A Carbon Levy Is Possible for Big Fossil Fuel Firms
Fewer than a hundred fossil fuel companies are responsible for 63 percent of human-caused CO2 emissions to the atmosphere. The U.N.’s Climate Summit is being urged to make them pay.By Henner Weithoener / Climate News Network
This Creative Commons-licensed piece first appeared at Climate News Network.
PARIS — Big Oil (and its gas and coal counterparts) could before long face paying for the carbon contained in the fuel they sell. Two groups working for a cleaner future want to see a levy imposed on fossil fuel exploitation.
A 2013 report said almost two-thirds of the main greenhouse gas going into the atmosphere, carbon dioxide, came from the fuels produced by a mere 90 companies. The UN Framework Convention on Climate Change (UNFCCC) summit here is in the final hours of its attempt to broker a just and effective global treaty on reducing those emissions and limiting their impacts: extreme weather, drought, flooding, sea level rise, land and forest degradation, desertification.
Pressure is growing to work out if and how these big fossil fuel producers can be held financially responsible for the damage their products are causing.
The 90 fossil fuel companies responsible for 63% of CO2 emissions from human activities are a roll call of household names, including Chevron, ExxonMobil, Saudi Aramco, BP, Gazprom and Shell.

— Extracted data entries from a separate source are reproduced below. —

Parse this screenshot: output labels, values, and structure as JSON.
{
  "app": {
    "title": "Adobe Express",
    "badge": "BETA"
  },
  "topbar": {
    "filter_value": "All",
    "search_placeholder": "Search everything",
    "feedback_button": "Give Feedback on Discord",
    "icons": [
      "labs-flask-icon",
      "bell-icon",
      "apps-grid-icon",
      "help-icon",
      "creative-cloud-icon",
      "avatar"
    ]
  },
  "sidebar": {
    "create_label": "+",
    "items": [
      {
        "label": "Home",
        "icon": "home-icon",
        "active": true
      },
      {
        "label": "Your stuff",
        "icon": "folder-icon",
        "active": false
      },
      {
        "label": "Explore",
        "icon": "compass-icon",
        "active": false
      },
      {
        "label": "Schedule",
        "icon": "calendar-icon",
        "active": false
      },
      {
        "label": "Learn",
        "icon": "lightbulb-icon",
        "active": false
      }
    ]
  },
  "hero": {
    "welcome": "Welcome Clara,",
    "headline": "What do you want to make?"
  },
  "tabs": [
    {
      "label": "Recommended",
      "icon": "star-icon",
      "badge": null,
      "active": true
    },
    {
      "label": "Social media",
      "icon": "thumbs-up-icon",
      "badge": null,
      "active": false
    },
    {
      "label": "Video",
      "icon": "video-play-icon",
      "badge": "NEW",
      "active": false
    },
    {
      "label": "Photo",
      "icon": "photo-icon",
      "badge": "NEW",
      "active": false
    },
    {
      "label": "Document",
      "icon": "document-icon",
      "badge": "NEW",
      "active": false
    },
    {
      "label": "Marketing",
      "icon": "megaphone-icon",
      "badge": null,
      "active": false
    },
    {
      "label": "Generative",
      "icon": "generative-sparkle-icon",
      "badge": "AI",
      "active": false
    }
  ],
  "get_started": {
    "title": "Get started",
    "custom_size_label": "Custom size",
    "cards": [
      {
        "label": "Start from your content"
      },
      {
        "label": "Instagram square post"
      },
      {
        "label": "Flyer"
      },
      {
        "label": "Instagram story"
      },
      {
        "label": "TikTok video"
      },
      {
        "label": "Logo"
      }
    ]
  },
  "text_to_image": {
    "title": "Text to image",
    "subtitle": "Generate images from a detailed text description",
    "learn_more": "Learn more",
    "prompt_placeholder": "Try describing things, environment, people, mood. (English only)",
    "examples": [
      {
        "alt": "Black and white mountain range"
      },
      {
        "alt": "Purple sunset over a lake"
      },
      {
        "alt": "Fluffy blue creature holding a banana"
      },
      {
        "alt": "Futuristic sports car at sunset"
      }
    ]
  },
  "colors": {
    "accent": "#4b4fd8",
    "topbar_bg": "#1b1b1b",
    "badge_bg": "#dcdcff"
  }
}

Now the Climate Justice Programme and the Heinrich Boell Foundation are urging that producers should pay a carbon levy on all fossil fuel extraction and mining, with the proceeds going to help pay poorer countries for adapting to climate change and meeting the costs of its impacts.
Phase-out needed
The levy would be applied to both the exploitation and the burning of fossil fuels. If a company was involved in both, it would have to pay the levy only once.
It would charge the carbon majors US$2 for every tonne of carbon dioxide their products release into the atmosphere. In 2014 this would have meant $50 billion coming from the companies.
The levy is based on a calculation of how much CO2 is released on average from burning a barrel of crude oil (or a tonne of coal, or a cubic metre of natural gas). The CO2 footprint of the drilling or mining itself would not be taken into account.
“We propose that a global fossil fuel extraction levy be established and paid into the international Loss and Damage Mechanism. This funding would be used to assist the poorest and most vulnerable communities suffering the worst impacts of climate change”, said Julie-Anne Richards of the Climate Justice Programme. “This levy needs to be part of a general phase-out of fossil fuels.”
Precedents
The UNFCCC’s Loss and Damage Mechanism emerged from the 2013 climate summit in Warsaw. It is a way to address those climate impacts to which it is impossible to adapt, including extreme events.
“Climate finance is already inadequate — with a huge gap between what is needed and what is being offered. A new source of finance from a levy on Big Oil, Coal and Gas could unlock some of the objections by rich countries to including loss and damage in a new Paris agreement”, said Lili Fuhr from the Heinrich Boell Foundation.
The Climate Justice Programme is convinced that existing international law, in particular the polluter pays principle, the no harm rule and the right to compensation support such a system.
“Our proposal draws from precedents such as the International Oil Pollution Compensation Funds, the oil spill compensation regime which collects levies from companies that ship oil internationally which are used as compensation after oil spills”, said Julie-Anne Richards.
The fossil fuel industry has so far given no reaction to the levy proposal.
Henner Weithoener is a Berlin-based freelance journalist specialising in renewable energy and climate change.